Drugiego dnia szkoły okazało się:

  • że panie nauczycielki są dwie;
  • że nic się do szkoły nie przynosi, tylko płaci się 25$ i jest wszystko, książki, zeszyty, farbki, etc.;
  • że od rana jest śniadanie, płacisz ile możesz, np 0,25$ i w stołówce możesz zjeść kanapkę z dzieckiem , z jego kolegami i z nauczycielami;
  • że brak ścian i zamkniętych klas to tzw. open school concept. Jest niewiele ścian, cała przestrzeń szkoły została podzielona regałami z książkami, stojakami, sztalugami i lekkimi przepierzeniami. Jak się uprzeć to słychać wszystkie klasy i wszystkich uczniów naraz.
  • że dzieci wychodzą na każdej przerwie (a jest ich dwie), chyba że leje, tzn. LEJE, ale nawet wtedy kurtki są w odwrocie.

Kolejne dni w szkole pokazały, że Krzyś nie chce mówić po angielsku, tzn. w domu owszem i chętnie, nas się pyta, do siebie mówi, JA WIEM, że potrafi zapytać i odpowiedzieć w prostych słowach. Ale w szkole niechętnie się odzywa.

Mama dziewczynki, siedzącej przy jego stoliku, zapytała się mnie, czy to ja jestem mamą tego chłopca, co tak nic nie mówi i czy mogą jakoś pomóc (miłe to było).
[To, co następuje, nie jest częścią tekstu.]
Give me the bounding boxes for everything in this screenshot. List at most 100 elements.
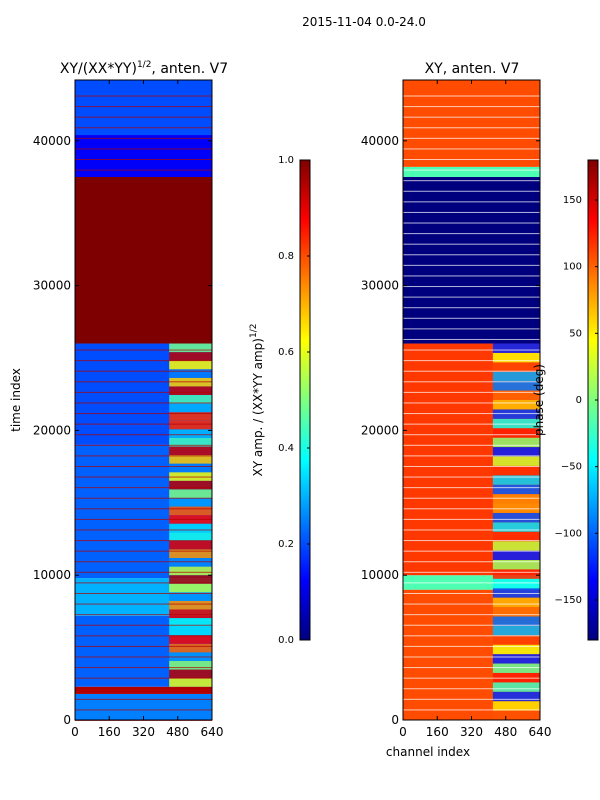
x-tick-label: 320 <box>132 725 155 739</box>
time-streak <box>75 603 212 605</box>
time-band <box>75 177 212 344</box>
figure-title: 2015-11-04 0.0-24.0 <box>302 15 426 29</box>
channel-band-cell <box>492 607 540 617</box>
time-streak <box>75 391 212 393</box>
channel-band-cell <box>169 600 212 610</box>
y-tick-label: 30000 <box>33 279 71 293</box>
time-streak <box>403 709 540 711</box>
time-streak <box>75 106 212 108</box>
time-streak <box>403 307 540 309</box>
y-tick-label: 40000 <box>33 134 71 148</box>
channel-band-cell <box>492 456 540 466</box>
time-streak <box>75 698 212 700</box>
channel-band-cell <box>169 369 212 378</box>
x-tick-label: 480 <box>166 725 189 739</box>
phase-axes: 0 160 320 480 640 0 10000 20000 30000 40000 <box>361 80 551 739</box>
channel-band-cell <box>492 494 540 504</box>
time-streak <box>75 413 212 415</box>
channel-band-cell <box>492 560 540 570</box>
time-streak <box>403 614 540 616</box>
channel-band-cell <box>169 669 212 679</box>
channel-band-cell <box>492 672 540 683</box>
y-tick-label: 40000 <box>361 134 399 148</box>
time-streak <box>403 264 540 266</box>
time-streak <box>403 465 540 467</box>
channel-band-cell <box>169 420 212 430</box>
time-streak <box>403 444 540 446</box>
channel-band-cell <box>492 663 540 673</box>
time-streak <box>403 116 540 118</box>
time-streak <box>75 116 212 118</box>
channel-band-cell <box>492 588 540 598</box>
channel-band-cell <box>169 575 212 584</box>
channel-band-cell <box>169 660 212 670</box>
time-streak <box>75 550 212 552</box>
time-streak <box>75 148 212 150</box>
time-streak <box>403 434 540 436</box>
time-streak <box>75 645 212 647</box>
time-streak <box>75 561 212 563</box>
phase-colorbar: −150 −100 −50 0 50 100 150 phase (deg) <box>532 159 599 641</box>
time-streak <box>403 391 540 393</box>
channel-band-cell <box>492 701 540 711</box>
channel-band-cell <box>169 506 212 516</box>
time-band <box>403 80 540 167</box>
y-tick-label: 20000 <box>33 423 71 437</box>
time-streak <box>403 360 540 362</box>
channel-band-cell <box>492 343 540 353</box>
colorbar-tick-label: 0.4 <box>278 443 294 454</box>
time-streak <box>403 338 540 340</box>
colorbar-tick-label: −150 <box>555 595 582 606</box>
time-streak <box>403 211 540 213</box>
channel-band-cell <box>492 409 540 419</box>
channel-band-cell <box>169 386 212 396</box>
channel-band-cell <box>492 654 540 664</box>
channel-band-cell <box>492 475 540 485</box>
time-streak <box>75 476 212 478</box>
time-streak <box>403 413 540 415</box>
colorbar-tick-label: 0.0 <box>278 635 294 646</box>
channel-band-cell <box>169 558 212 567</box>
time-streak <box>75 497 212 499</box>
channel-band-cell <box>492 400 540 410</box>
time-streak <box>75 582 212 584</box>
time-streak <box>403 550 540 552</box>
time-streak <box>75 677 212 679</box>
phase-panel: XY, anten. V7 0 160 320 480 640 0 10000 20000 30… <box>361 61 552 759</box>
time-streak <box>403 540 540 542</box>
channel-band-cell <box>169 429 212 438</box>
colorbar-tick-label: 0.6 <box>278 347 294 358</box>
time-streak <box>75 159 212 161</box>
channel-band-cell <box>492 428 540 438</box>
time-streak <box>403 190 540 192</box>
channel-band-cell <box>492 503 540 513</box>
time-streak <box>403 656 540 658</box>
y-tick-label: 10000 <box>361 568 399 582</box>
time-streak <box>403 571 540 573</box>
x-tick-label: 0 <box>399 725 407 739</box>
channel-band-cell <box>169 437 212 447</box>
colorbar-tick-label: 0.8 <box>278 251 294 262</box>
time-streak <box>403 95 540 97</box>
channel-band-cell <box>492 531 540 542</box>
time-streak <box>403 201 540 203</box>
amplitude-ylabel: time index <box>9 368 23 432</box>
time-streak <box>403 233 540 235</box>
time-band <box>403 166 540 178</box>
phase-panel-title: XY, anten. V7 <box>425 61 520 77</box>
channel-band-cell <box>169 635 212 644</box>
channel-band-cell <box>169 592 212 601</box>
time-streak <box>75 635 212 637</box>
time-streak <box>75 592 212 594</box>
time-streak <box>403 148 540 150</box>
time-streak <box>403 381 540 383</box>
time-streak <box>403 677 540 679</box>
amplitude-colorbar-ticks: 0.0 0.2 0.4 0.6 0.8 1.0 <box>278 155 310 646</box>
amplitude-colorbar: 0.0 0.2 0.4 0.6 0.8 1.0 XY amp. / (XX*YY amp)… <box>249 155 311 646</box>
channel-band-cell <box>492 691 540 702</box>
time-streak <box>403 275 540 277</box>
x-tick-label: 0 <box>71 725 79 739</box>
time-streak <box>403 222 540 224</box>
channel-band-cell <box>169 403 212 413</box>
channel-band-cell <box>169 626 212 636</box>
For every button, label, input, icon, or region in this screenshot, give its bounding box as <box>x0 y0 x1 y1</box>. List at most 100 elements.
Krzysiek nie mówi, bo nie chce, a nie bo nie rozumie. Tak ja to widzę po trzech tygodniach szkoły.

Stąd wraz z nauczycielką wymyślamy mu zachętę w postaci zbierania wyrazów/zdań angielskich – w zeszycie odnotowuje, ile i co powiedział po angielsku, dostaje naklejki i zbiera punkciki.

Trochę słabe jest to, że ja to wymyśliłam (miałam nadzieję, że nauczycielki wykażą się większą kreatywnością i doświadczeniem w pracy z takimi dziećmi).

Czuję się bardzo pedagogicznie niepewna w te klocki, działam bardziej intuicją, niż rzeczywistą wiedzą, jak uczyć własne dziecko języka.

Dobrze, że Krzysiek lubi pracę w książeczkach – kupiliśmy trochę i w domu sobie codziennie robimy po kilka stron, głównie English (angielski) i Math (matema).

Codziennie inna literka sponsoruje dzień – pamiętacie to ze starej dobrej Ulicy Sezamkowej? Ulicę też oglądamy, nie zdawałam sobie sprawy jaka jest fajna w nauczaniu angielskiego.

Emocje szkolne i strach pierwszego dnia, związany z niezrozumieniem Angielskiego różnie się objawia.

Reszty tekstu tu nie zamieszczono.